Robust Selective Activation with Randomized Temporal K-Winner-Take-All in Spiking Neural Networks for Continual Learning

Abstract

The human brain exhibits remarkable efficiency in processing sequential information, a capability deeply rooted in the temporal selectivity and stochastic competition of neuronal activation. Current continual learning in spiking neural networks (SNNs) faces a critical challenge: balancing task-specific selectivity with adaptive resource allocation and enhancing the robustness with perturbations to mitigate catastrophic forgetting. Considering the intrinsic temporal dynamics of spiking neurons instead of traditional K-winner-take-all (K-WTA) based on firing rate, we explore how to leave networks robust to temporal perturbations in SNNs on lifelong learning tasks.
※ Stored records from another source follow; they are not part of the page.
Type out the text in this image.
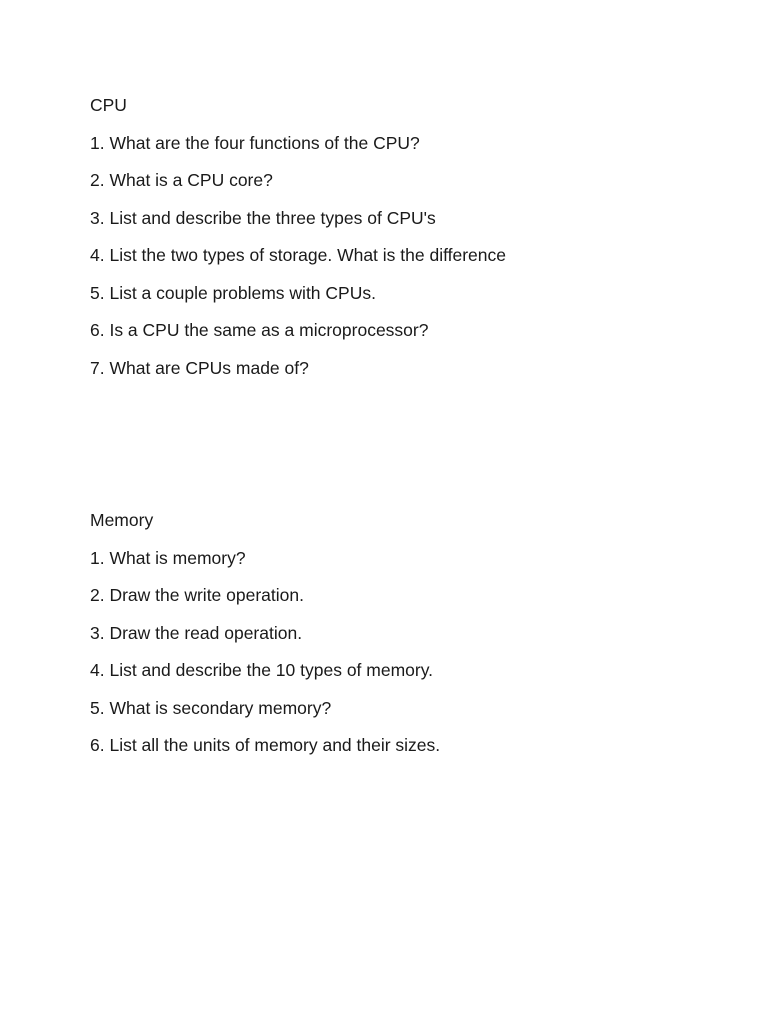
CPU

1. What are the four functions of the CPU?
2. What is a CPU core?
3. List and describe the three types of CPU's
4. List the two types of storage. What is the difference
5. List a couple problems with CPUs.
6. Is a CPU the same as a microprocessor?
7. What are CPUs made of?

Memory

1. What is memory?
2. Draw the write operation.
3. Draw the read operation.
4. List and describe the 10 types of memory.
5. What is secondary memory?
6. List all the units of memory and their sizes.
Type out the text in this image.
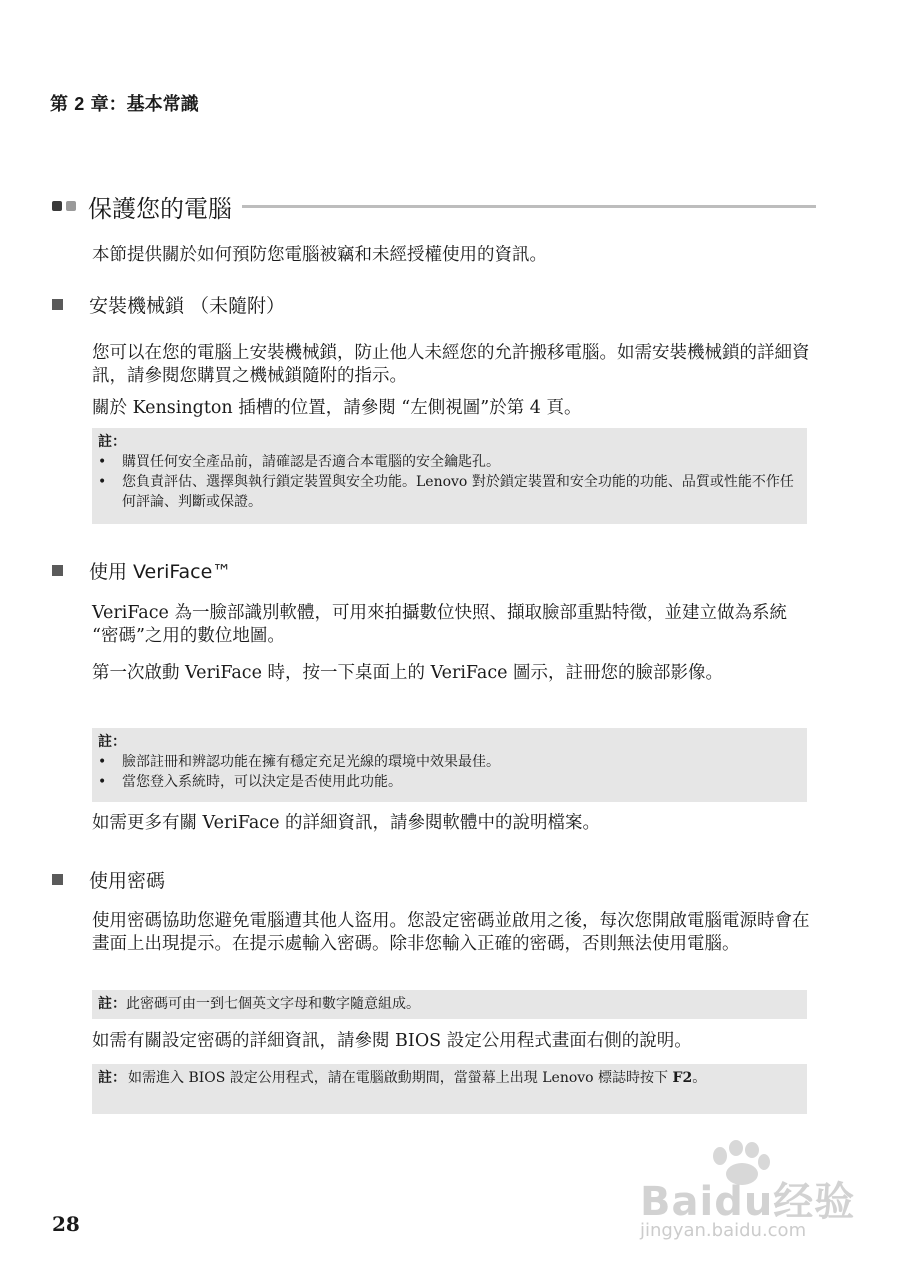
第 2 章：基本常識
保護您的電腦
本節提供關於如何預防您電腦被竊和未經授權使用的資訊。
安裝機械鎖 （未隨附）
您可以在您的電腦上安裝機械鎖，防止他人未經您的允許搬移電腦。如需安裝機械鎖的詳細資訊，請參閱您購買之機械鎖隨附的指示。
關於 Kensington 插槽的位置，請參閱 “左側視圖”於第 4 頁。
註：
•	購買任何安全產品前，請確認是否適合本電腦的安全鑰匙孔。
•	您負責評估、選擇與執行鎖定裝置與安全功能。Lenovo 對於鎖定裝置和安全功能的功能、品質或性能不作任何評論、判斷或保證。
使用 VeriFace™
VeriFace 為一臉部識別軟體，可用來拍攝數位快照、擷取臉部重點特徵，並建立做為系統 “密碼”之用的數位地圖。
第一次啟動 VeriFace 時，按一下桌面上的 VeriFace 圖示，註冊您的臉部影像。
註：
•	臉部註冊和辨認功能在擁有穩定充足光線的環境中效果最佳。
•	當您登入系統時，可以決定是否使用此功能。
如需更多有關 VeriFace 的詳細資訊，請參閱軟體中的說明檔案。
使用密碼
使用密碼協助您避免電腦遭其他人盜用。您設定密碼並啟用之後，每次您開啟電腦電源時會在畫面上出現提示。在提示處輸入密碼。除非您輸入正確的密碼，否則無法使用電腦。
註：此密碼可由一到七個英文字母和數字隨意組成。
如需有關設定密碼的詳細資訊，請參閱 BIOS 設定公用程式畫面右側的說明。
註： 如需進入 BIOS 設定公用程式，請在電腦啟動期間，當螢幕上出現 Lenovo 標誌時按下 F2。
28	Baidu经验
jingyan.baidu.com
In this paper, we propose Randomized Temporal K-winner-take-all (RTK-WTA) SNNs for lifelong learning, a biologically grounded approach that integrates trace-dependent neuronal activation with probabilistic top-k selection. By dynamically prioritizing neurons based on their spatiotemporal relevance, RTK-WTA SNNs emulate the brain’s ability to modulate neural resources in spatial and temporal dimensions while introducing controlled randomness to prevent overlapping task representations. The proposed RTK-WTA SNNs enhance inter-class margins and robustness through expanded feature space utilization theoretically. The experimental results show that RTK-WTA surpasses deterministic K-WTA by 3.07–5.0\% accuracy on splitMNIST and splitCIFAR100 with elastic weight consolidation. Controlled stochasticity balances temporal coherence and adaptability, offering a scalable framework for lifelong learning in neuromorphic systems.